Un ottimo esordio, quello di Gabriele Di Fronzo, con il breve romanzo pubblicato da Nottetempo, Il grande Animale. Un’opera sulla perdita e sull’esercizio di sopravvivenza che ne deve seguire; una storia claustrofobica e ossessiva, poetica, ricca di dettagli finemente cesellati.
Fin dalle prime battute non si può non pensare al Matteo Garrone de L’imbalsamatore: il protagonista del Grande animale è un tassidermista; è il suo mestiere a dare forma e senso al rapporto con il padre, e infine alla sua scomparsa. Soprattutto, però, non si può sfuggire al naturale confronto con il film successivo del regista romano, Primo amore.
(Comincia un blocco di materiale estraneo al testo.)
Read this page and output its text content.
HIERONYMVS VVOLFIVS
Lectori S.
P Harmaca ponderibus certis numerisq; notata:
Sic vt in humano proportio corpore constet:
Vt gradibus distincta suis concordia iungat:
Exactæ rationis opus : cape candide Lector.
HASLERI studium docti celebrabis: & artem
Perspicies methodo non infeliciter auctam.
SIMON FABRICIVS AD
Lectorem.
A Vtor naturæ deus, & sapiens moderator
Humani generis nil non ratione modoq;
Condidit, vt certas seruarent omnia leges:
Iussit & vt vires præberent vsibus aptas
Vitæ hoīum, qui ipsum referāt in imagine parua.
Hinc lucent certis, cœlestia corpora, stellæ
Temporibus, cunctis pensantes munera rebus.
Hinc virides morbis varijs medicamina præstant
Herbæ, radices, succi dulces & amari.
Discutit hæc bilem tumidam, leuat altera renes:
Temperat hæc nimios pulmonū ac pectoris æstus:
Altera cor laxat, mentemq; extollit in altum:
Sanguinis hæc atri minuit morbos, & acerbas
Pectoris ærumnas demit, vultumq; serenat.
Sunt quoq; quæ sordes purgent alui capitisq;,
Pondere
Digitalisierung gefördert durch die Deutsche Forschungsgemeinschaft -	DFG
Laddove il lavoro artigianale dell’orafo definisce e ridefinisce il metallo badando che non un milligrammo vada perduto, e analogamente l’anoressico tende allo scavo e alla sottrazione in vista di una purezza irraggiungibile, il rituale dell’imbalsamatore ha quale ultimo scopo non il controllo totale sulla vita ma il forgiare un corpo, procedendo per asportazione e sostituzione, che simuli la vita oltre la morte: «la recita del vivo e la figura del lutto».
Di Fronzo si rivela abilissimo nel confezionare un romanzo nel quale si muovono due soli laconici protagonisti e pochi altri personaggi intermittenti, all’interno di uno spazio esiguo, totalmente sbilanciato verso un descrittivismo che, lungi dall’annoiare o dal rendere superficiale il racconto, ne forma lo scheletro: robusto e tetro.
Come pochi altri nel panorama letterario italiano contemporaneo, il trentunenne autore toinese ha trattato con sensibilità un rapporto tra padre e figlio travagliato dalla violenza che ha segnato l'infanzia di quest'ultimo, Francesco Colloneve, affondando nella profondità del ricordo e riportando in superficie nient’altro che il ricordo stesso, senza concedersi mai al retorico ma ricorrendo a un elemento narrativo pieno di pathos. In definitiva, Il grande animale non ci racconta altro che la rielaborazione di un lutto, attraverso quella che è stata definita la “liturgia del vuoto”: «Il contrario di pieno è vuoto, ma vuoto è anche il contrario di tutto il resto, vuoto a parte, il vuoto è il medicamento che si può contrapporre a ogni altra cosa che non sia se stesso, questa la regola cui attenersi, comàndati ora il dettaglio, ora che hai imbastito il vuoto, tutto attorno è limatura minutissima di ferro che la tua mano destra richiama a sé come un magnete, adesso non hai neppure spazio intorno per fare movimenti, scordati la facilità che hai avuto all’inizio, il vuoto esiste, inizia a vedersi, e c’è da non rinunciare a niente per realizzarlo del tutto.»
Tra i meriti del libro, c’è senz’altro da sottolineare la forte tenuta stilistica e narrativa dell’intreccio: nello scorrere delle brevissime parti che scandiscono il racconto, la fitta maglia di parole, periodi, immagini restituiscono al lettore due figure consumate ciascuna dal proprio dolore. La prosa, per quanto possa definirsi scarna, affilata, essenziale, contiene un lirismo dolente ed evocativo e l’autore impiega – sapendone dosare gli ingredienti – un linguaggio originale, ricco di un lessico ricercato che a tratti suona quasi arcaico e che più di ogni altro elemento dona poeticità alle pagine: «programmo i prossimi lavori mentre chiudo gli occhi sotto la minuscola porzione di cielo corrusco diffratto da nuvole che illumina la sua camera da letto.»
Il grande animale è un romanzo che cattura con la sua atmosfera cupa e – al protrarsi delle descrizioni dettagliate e numerose del lungo e feroce processo di ablazione del primo "grande animale" del tassidermista – quasi ipnotizza, lasciandoci con la certezza che il vuoto esiste, e con il dubbio che esso, in realtà, occupi gran parte di alcune vite segretamente segnate da rapporti terribili.